Moving onto neuro-endocrinology as a junior houseman at St. Bart's, the meetings were akin to attending a round robin of NASA's central command. My jaw was regularly pinned to the floor as Professor debated with Professor actioning life changing decisions for patients that had come from around the world to have their lives saved by literal medical geniuses - there are no other words for them. The smartest people I have ever met were and still are hard at work in the NHS.

As my friend from medical school put it to me this week in discussing Jeremy Hunt's ignorance to what doctor's are doing already - made famously poignant over the weekend with the hashtag "#ImInWorkJeremy" the public may not understand why doctors are so upset by this Health Secretary.

Hunt has treated us with distain, he thinks we are work shy and over paid as if becoming a doctor came easy to us all and we clock off every day to the golf course. Some anachronisms seemingly never die.

Now I want to make it clear I have it relatively good I am a new Consultant and a Psychiatrist which makes a huge difference, I get 3 percent added to my salary to be do 24 hour on calls from home. This isn't about me.

This is about my NHS colleagues, the nurses, doctors, OT's, radiographers and physiotherapists to name just a handful who work harder than most people I have ever met.

I take my hat off to you all. As an NHS Consultant I know what you do even if the health secretary seemingly doesn't. I know what it took to gain your skill set, to go through your training and the commitment you have to miss birthday's and Christmas's to be at work through the night.

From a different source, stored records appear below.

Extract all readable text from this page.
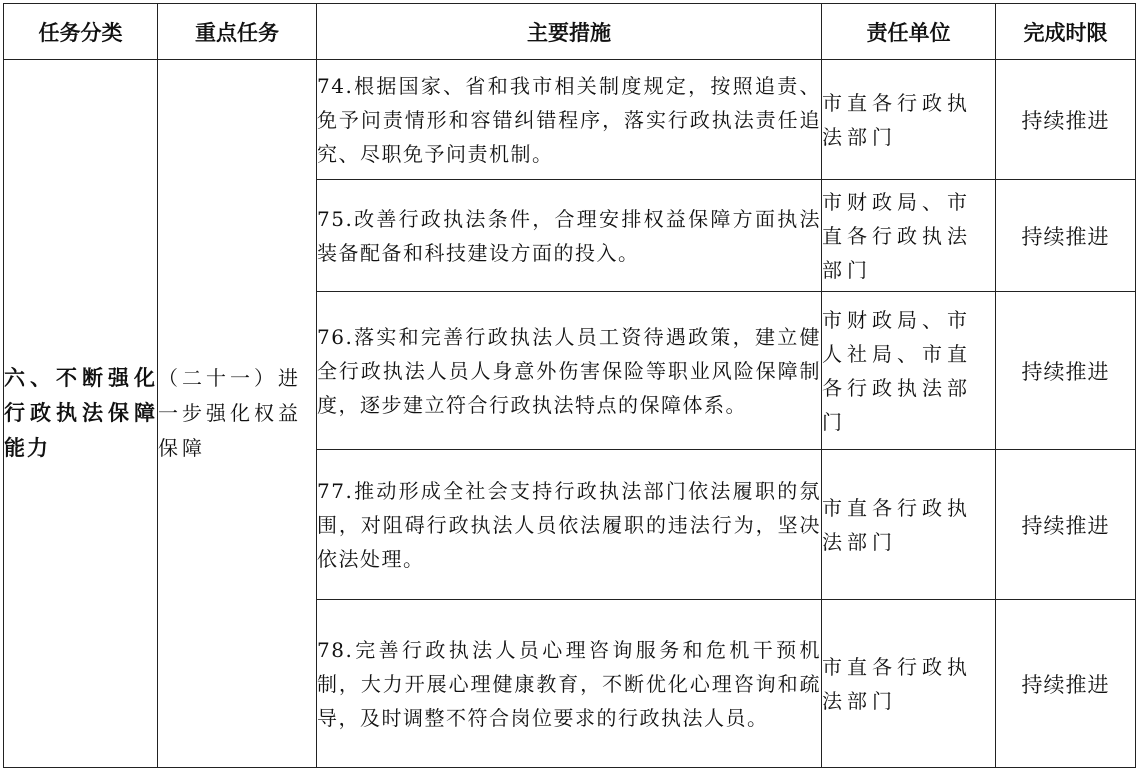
任务分类	重点任务	主要措施	责任单位	完成时限
六、不断强化行政执法保障能力	（二十一）进一步强化权益保障	74.根据国家、省和我市相关制度规定，按照追责、免予问责情形和容错纠错程序，落实行政执法责任追究、尽职免予问责机制。	市直各行政执法部门	持续推进
		75.改善行政执法条件，合理安排权益保障方面执法装备配备和科技建设方面的投入。	市财政局、市直各行政执法部门	持续推进
		76.落实和完善行政执法人员工资待遇政策，建立健全行政执法人员人身意外伤害保险等职业风险保障制度，逐步建立符合行政执法特点的保障体系。	市财政局、市人社局、市直各行政执法部门	持续推进
		77.推动形成全社会支持行政执法部门依法履职的氛围，对阻碍行政执法人员依法履职的违法行为，坚决依法处理。	市直各行政执法部门	持续推进
		78.完善行政执法人员心理咨询服务和危机干预机制，大力开展心理健康教育，不断优化心理咨询和疏导，及时调整不符合岗位要求的行政执法人员。	市直各行政执法部门	持续推进
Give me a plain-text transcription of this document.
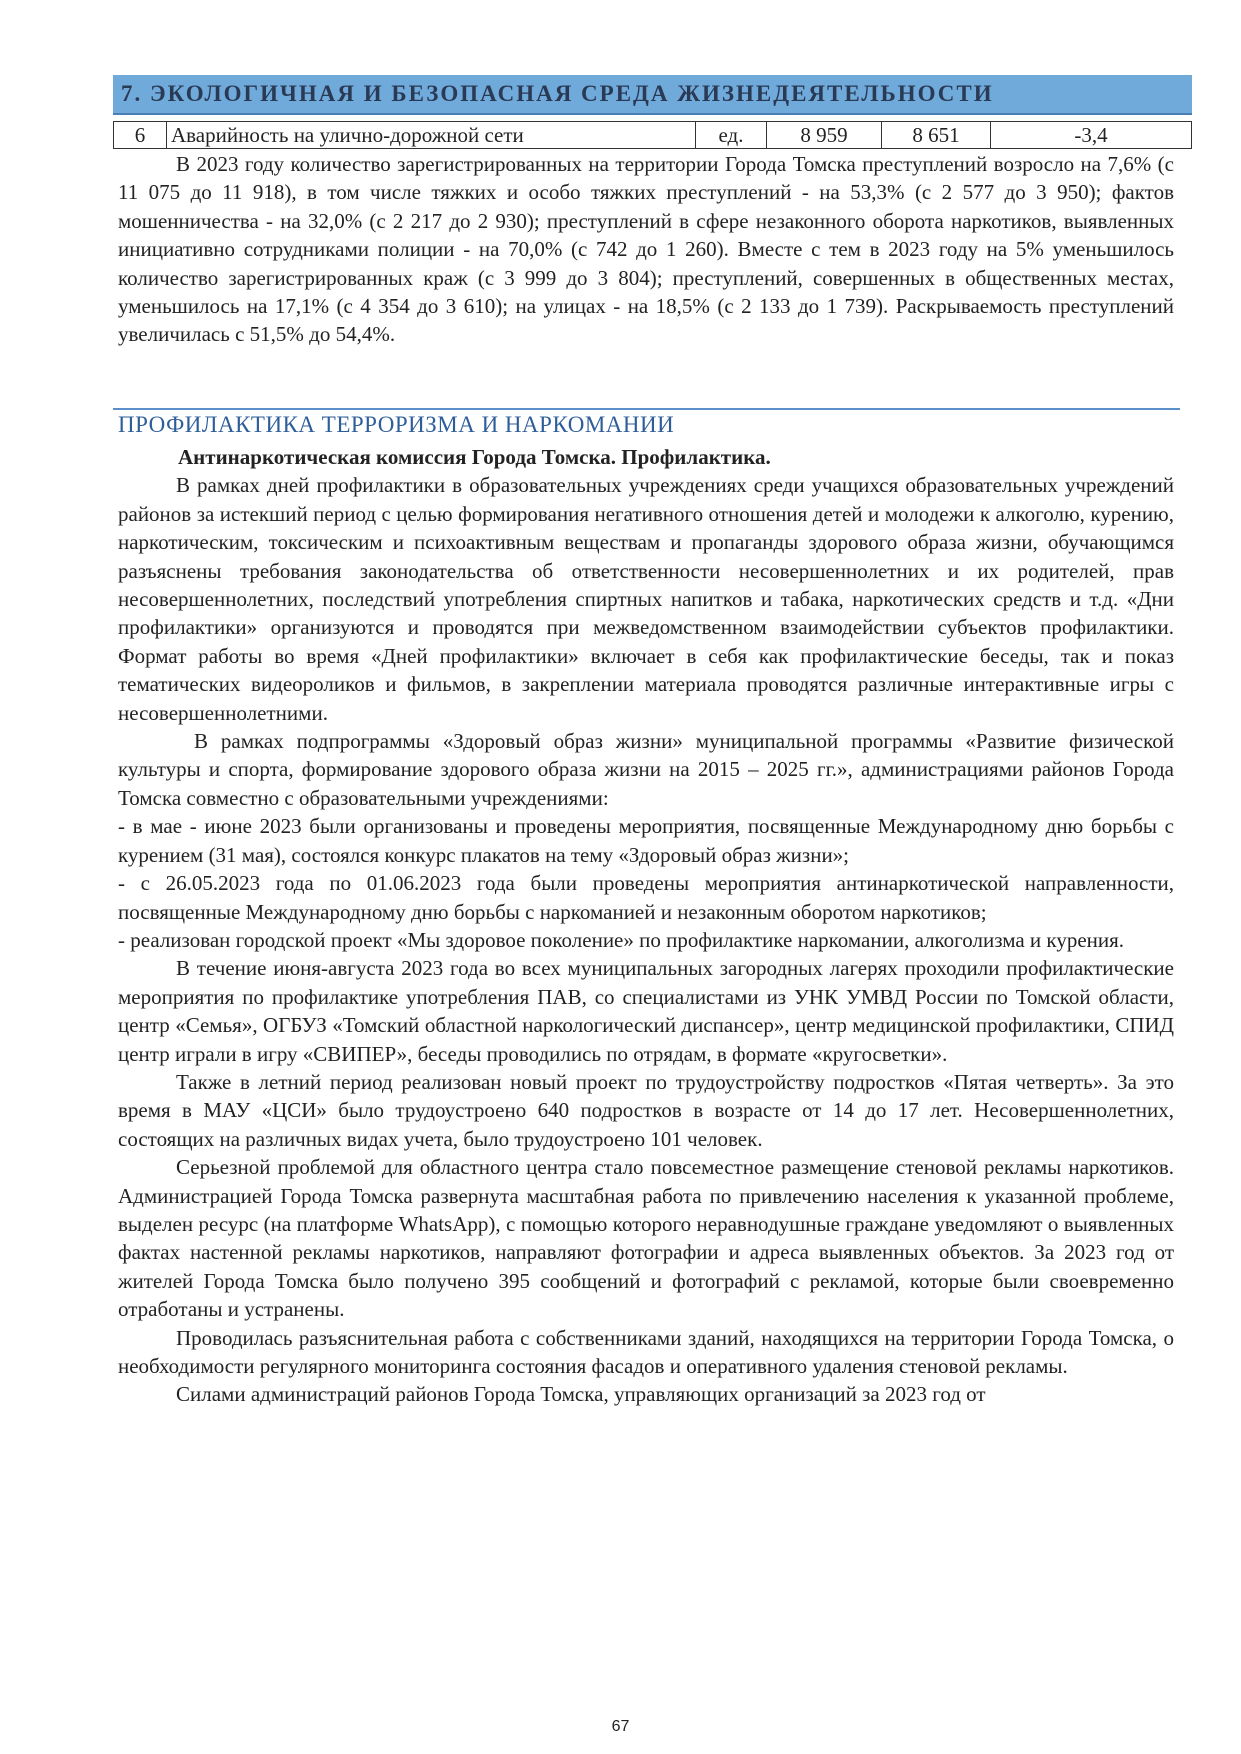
7. ЭКОЛОГИЧНАЯ И БЕЗОПАСНАЯ СРЕДА ЖИЗНЕДЕЯТЕЛЬНОСТИ
6	Аварийность на улично-дорожной сети	ед.	8 959	8 651	-3,4

В 2023 году количество зарегистрированных на территории Города Томска преступлений возросло на 7,6% (с 11 075 до 11 918), в том числе тяжких и особо тяжких преступлений - на 53,3% (с 2 577 до 3 950); фактов мошенничества - на 32,0% (с 2 217 до 2 930); преступлений в сфере незаконного оборота наркотиков, выявленных инициативно сотрудниками полиции - на 70,0% (с 742 до 1 260). Вместе с тем в 2023 году на 5% уменьшилось количество зарегистрированных краж (с 3 999 до 3 804); преступлений, совершенных в общественных местах, уменьшилось на 17,1% (с 4 354 до 3 610); на улицах - на 18,5% (с 2 133 до 1 739). Раскрываемость преступлений увеличилась с 51,5% до 54,4%.

ПРОФИЛАКТИКА ТЕРРОРИЗМА И НАРКОМАНИИ

Антинаркотическая комиссия Города Томска. Профилактика.

В рамках дней профилактики в образовательных учреждениях среди учащихся образовательных учреждений районов за истекший период с целью формирования негативного отношения детей и молодежи к алкоголю, курению, наркотическим, токсическим и психоактивным веществам и пропаганды здорового образа жизни, обучающимся разъяснены требования законодательства об ответственности несовершеннолетних и их родителей, прав несовершеннолетних, последствий употребления спиртных напитков и табака, наркотических средств и т.д. «Дни профилактики» организуются и проводятся при межведомственном взаимодействии субъектов профилактики. Формат работы во время «Дней профилактики» включает в себя как профилактические беседы, так и показ тематических видеороликов и фильмов, в закреплении материала проводятся различные интерактивные игры с несовершеннолетними.

В рамках подпрограммы «Здоровый образ жизни» муниципальной программы «Развитие физической культуры и спорта, формирование здорового образа жизни на 2015 – 2025 гг.», администрациями районов Города Томска совместно с образовательными учреждениями:

- в мае - июне 2023 были организованы и проведены мероприятия, посвященные Международному дню борьбы с курением (31 мая), состоялся конкурс плакатов на тему «Здоровый образ жизни»;

- с 26.05.2023 года по 01.06.2023 года были проведены мероприятия антинаркотической направленности, посвященные Международному дню борьбы с наркоманией и незаконным оборотом наркотиков;

- реализован городской проект «Мы здоровое поколение» по профилактике наркомании, алкоголизма и курения.

В течение июня-августа 2023 года во всех муниципальных загородных лагерях проходили профилактические мероприятия по профилактике употребления ПАВ, со специалистами из УНК УМВД России по Томской области, центр «Семья», ОГБУЗ «Томский областной наркологический диспансер», центр медицинской профилактики, СПИД центр играли в игру «СВИПЕР», беседы проводились по отрядам, в формате «кругосветки».

Также в летний период реализован новый проект по трудоустройству подростков «Пятая четверть». За это время в МАУ «ЦСИ» было трудоустроено 640 подростков в возрасте от 14 до 17 лет. Несовершеннолетних, состоящих на различных видах учета, было трудоустроено 101 человек.

Серьезной проблемой для областного центра стало повсеместное размещение стеновой рекламы наркотиков. Администрацией Города Томска развернута масштабная работа по привлечению населения к указанной проблеме, выделен ресурс (на платформе WhatsApp), с помощью которого неравнодушные граждане уведомляют о выявленных фактах настенной рекламы наркотиков, направляют фотографии и адреса выявленных объектов. За 2023 год от жителей Города Томска было получено 395 сообщений и фотографий с рекламой, которые были своевременно отработаны и устранены.

Проводилась разъяснительная работа с собственниками зданий, находящихся на территории Города Томска, о необходимости регулярного мониторинга состояния фасадов и оперативного удаления стеновой рекламы.

Силами администраций районов Города Томска, управляющих организаций за 2023 год от

67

My colleague calls me, he's an anaesthetist, "What do you reckon? Should I try to get a bit of sleep in my car or on the couch tonight?"

He is a gate-keeper between life and death. Trust me If you want someone that will save your life, you better have a well rested and skilled intensivist around.

But there is no on call room for him to catch a few hours rest. A doctor allowed to get their head down at 4 am for a bit of rest on a rare break? Don't be silly.

So keep hitting us with insults Jeremy and you will face the biggest talent exodus the NHS has ever seen. Consultants napping on couches? Things are already at crisis point.

My friend waxes lyrical about where he is thinking of moving his family to.

He would not be the first. Three of my friends have left the UK for better working conditions in places that recognise their hard work and talent. America, Australia and Canada. And we are all the poorer for it.

To the public reading this we want the same thing you do, and all of us are all potential patients.

Did your parents ever say to you "Jeremy, people don't like you and it's not because of what you say, it's how you say it!"

Although in this case it is a bit of both.

Keep telling us that we have spent decades training, dealing with life and death, taking post graduate specialist exams, working nights and weekends but we still don't work hard enough.

Doctors already work 7 days a week Jeremy, you just want them to do it for longer hours and for less money, let's call a spade a spade. But we are already at breaking point.

Don't tell us we must face a new contract negotiation and if we don't agree to it then it will be imposed on us. That is not a negotiation as far as this stupid doctor can see.

Cut our pay whilst you take a pay rise and see how far you can break us, and I can tell you where you will end up.

Because like my friends that have left the NHS we do have a choice.

Whilst you continue to hit medics with what feels like a collective punishment for your scare mongering about "mid-staff" you will be fire fighting 100 "mid-staff" scenarios when you witness the talent exodus to come and the remaining quality of doctors who remain to be bullied further into your "seven day working week plan."

So be careful what you wish for Jeremy.